Organizing an Evaluation Project

In the previous two sections, we described how to write an evaluation script and run it using the LensKit command-line tools. This is fine for simple experiments. However, it is not a very convenient way to manage more complicated experiments that involve multiple tasks and custom recommender code.

Therefore, we recommend using Gradle to control your LensKit evaluations. We have provided a Gradle plugin to make this easier.

You can find a complete example of a Gradle-based experiment in the eval-quickstart repository on GitHub.

Getting Started

To get started, just clone the eval-quickstart repository, or download its sources as a zip file. It includes a wrapper script that downloads and runs Gradle for you.

You can copy and modify this code and use it as a template to create your own project.

Layout of the Project

A Gradle-based experiment has several files and directories:

This file controls the entire build and evaluation process.
The control script for the LensKit evaluator.
This directory contains the Java sources for your custom recommender components, just like in standard Gradle and Maven projects.
This directory contains the Java tests for your custom components.
This directory is created by the Gradle build process and contains your compiled class files and the evaluator’s output.

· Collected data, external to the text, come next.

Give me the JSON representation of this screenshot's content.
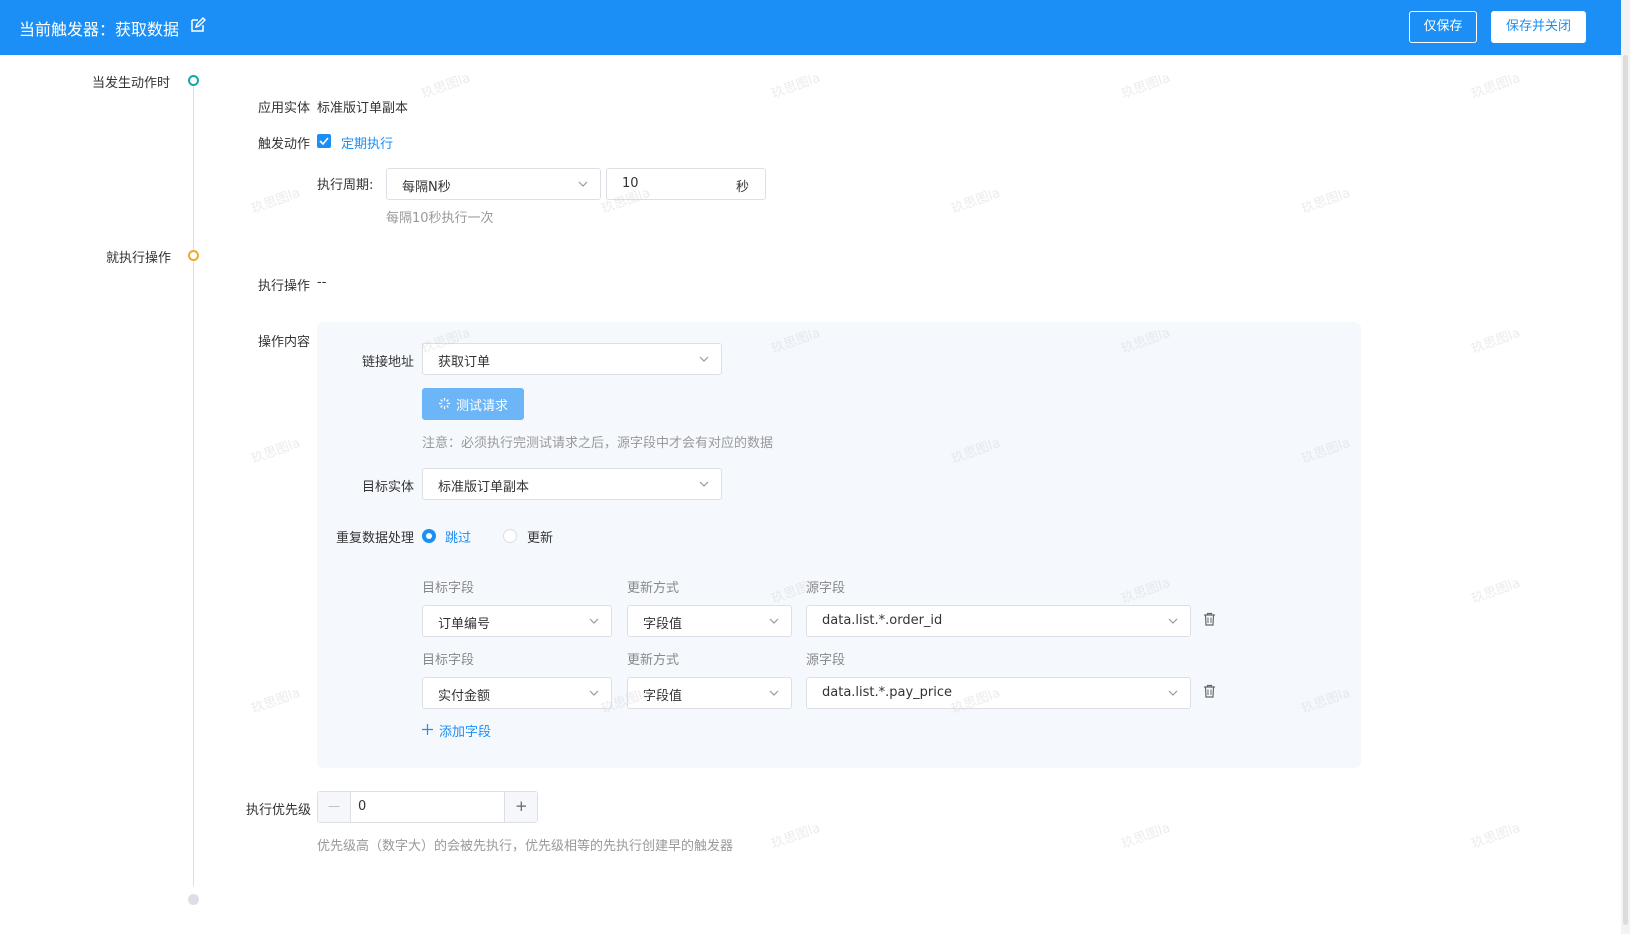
{
  "header": {
    "title": "当前触发器：获取数据",
    "save_only_label": "仅保存",
    "save_close_label": "保存并关闭"
  },
  "timeline": {
    "when_label": "当发生动作时",
    "then_label": "就执行操作"
  },
  "trigger": {
    "entity_label": "应用实体",
    "entity_value": "标准版订单副本",
    "action_label": "触发动作",
    "action_checkbox_label": "定期执行",
    "period_label": "执行周期:",
    "period_select": "每隔N秒",
    "period_number": "10",
    "period_unit": "秒",
    "period_hint": "每隔10秒执行一次"
  },
  "operation": {
    "exec_label": "执行操作",
    "exec_value": "--",
    "content_label": "操作内容",
    "link_label": "链接地址",
    "link_select": "获取订单",
    "test_button": "测试请求",
    "test_note": "注意：必须执行完测试请求之后，源字段中才会有对应的数据",
    "target_entity_label": "目标实体",
    "target_entity_select": "标准版订单副本",
    "dup_label": "重复数据处理",
    "dup_options": [
      "跳过",
      "更新"
    ],
    "col_target": "目标字段",
    "col_method": "更新方式",
    "col_source": "源字段",
    "rows": [
      {
        "target": "订单编号",
        "method": "字段值",
        "source": "data.list.*.order_id"
      },
      {
        "target": "实付金额",
        "method": "字段值",
        "source": "data.list.*.pay_price"
      }
    ],
    "add_field_label": "添加字段"
  },
  "priority": {
    "label": "执行优先级",
    "value": "0",
    "minus": "—",
    "plus": "+",
    "hint": "优先级高（数字大）的会被先执行，优先级相等的先执行创建早的触发器"
  },
  "watermark": "玖思图la",
  "colors": {
    "primary": "#1b8ff5",
    "panel_bg": "#f5f9fe",
    "timeline_start": "#13a8a8",
    "timeline_action": "#f5a623",
    "timeline_end": "#dcdfe6"
  }
}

You usually will also have some data; our example downloads the MovieLens 100K data set into the directory build/ml-100k.

Running the Experiment

To run the experiment, run:

$ ./gradlew evaluate

If you are on Windows:

C:\Users\michael\Documents\Experiments\eval-quickstart> gradlew evaluate

You can also import the project as a Gradle project into IntelliJ or Eclipse and run it from there.

Analyzing the Output

In this experiment, we have provided an IPython notebook that will read the evaluator output and plot the recommender’s accuracy metrics. If you don’t yet have a Python scientific environment set up, you can install Anaconda Python to get all the packages you need.

To view the notebook, run:

ipython notebook

This will open a browser, and you can select the analyze-output.ipynb notebook.

You can also use Gradle to render the notebook to a static HTML file, build/analysis.html:

./gradlew analyzeResults

The results will look something like this.

Understanding the Build Script

The heart of the build script is the evaluate task, that runs the LensKit evaluator:

task evaluate(type: LenskitEval, group: 'evaluate') {
    description 'Runs the LensKit evaluation.'
    dependsOn classes                           // perform java compilation before running this
    dependsOn fetchData                         // download data before evaluating
    script 'eval.groovy'                        // configure the name of the lenskit eval

    inputs.dir fetchData.dataDir
    outputs.files "$buildDir/eval-results.csv", "$buildDir/eval-user.csv"

    classpath sourceSets.main.runtimeClasspath  // use the code we have here, plus its deps

This will run the eval.groovy script; it has some additional bookkeeping to tell Gradle how to integrate it with the other tasks in the file.

Modifying the Experiment

Once you have everything running, you can modify it to run your own experiment. There are several things you may want to modify:

  • Change the experiment setup in eval.groovy (see the walkthrough for more on this).
  • Use a different data set, by changing eval.groovy (you’ll also want to delete the fetchData task from build.gradle, and remove all dependsOn references to it)
  • Write more recommender code of your own, in src/main/java, and use it in the eval.groovy experiment.
  • Write additional pre- or post-processing steps for recommender input data or evaluation results, and orchestrate them with new Gradle tasks.